Meine optimistischsten Berechnungen für das Erscheinen der ersten Arbeiterinnen lagen beim 25. Mai. Nun fliegen schon heute die ersten Arbeiterinnen des Volkes der Sächsischen Wespe. Hat das die Heizung bewirkt? Wenn man bei Witt (Rolf Witt: Wespen, Vademecum-Verlag, S. 35) nachliest, stößt man auf folgende Passage: “Durch eine Temperaturregulation kann die Entwicklungszeit des Nachwuchses im Vergleich zur Nestgründungsphase deutlich auf nur 4 Wochen verkürzt werden.” Ich kann nicht genau sagen, wann das Nest gegründet und die ersten Zellen bestiftet wurden (am 28.04 waren jedenfalls spätestens Zellen bestiftet).
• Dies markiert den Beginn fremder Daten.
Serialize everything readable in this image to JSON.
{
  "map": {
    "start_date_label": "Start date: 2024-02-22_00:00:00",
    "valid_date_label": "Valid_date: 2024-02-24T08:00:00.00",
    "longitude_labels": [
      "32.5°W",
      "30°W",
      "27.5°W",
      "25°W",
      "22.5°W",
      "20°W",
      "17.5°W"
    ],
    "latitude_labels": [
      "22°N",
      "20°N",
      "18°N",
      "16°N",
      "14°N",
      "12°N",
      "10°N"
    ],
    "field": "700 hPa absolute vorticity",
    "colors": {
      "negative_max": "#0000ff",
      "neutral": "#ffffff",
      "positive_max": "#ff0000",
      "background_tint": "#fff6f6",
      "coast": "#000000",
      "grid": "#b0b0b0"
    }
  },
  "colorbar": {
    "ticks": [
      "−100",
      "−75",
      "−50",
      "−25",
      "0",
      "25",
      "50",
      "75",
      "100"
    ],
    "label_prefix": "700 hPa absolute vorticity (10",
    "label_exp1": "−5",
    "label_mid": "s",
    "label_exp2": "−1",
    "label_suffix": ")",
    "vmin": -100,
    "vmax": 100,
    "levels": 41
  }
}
Die ersten verdeckelten Zellen habe ich am 14.05. fotografiert, vermutlich haben sich diese Larven am 13.05. eingesponnen. Doch vermutlich gab es andere, die sich früher eingesponnen haben, die ich durch das Flugloch aber nicht sehen konnte, weil sie auf der oberen, kleineren Wabenetage waren.
Wie auch immer:
Heute beim Blick in den Kasten durch das Seitenfenster habe ich völlig unerwartet die erste Arbeiterin entdeckt. Später flog eine Arbeiterin schon sicher ein und eine andere zeigte einen Orientierungsflug, den ich filmen konnte:
Fotos gibt es noch keine, da ich die Tür des Kastens noch nicht öffnen wollte, damit keine Arbeiterin durch die Tür ausfliegt, die sich das Einflugloch noch nicht eingeprägt hat.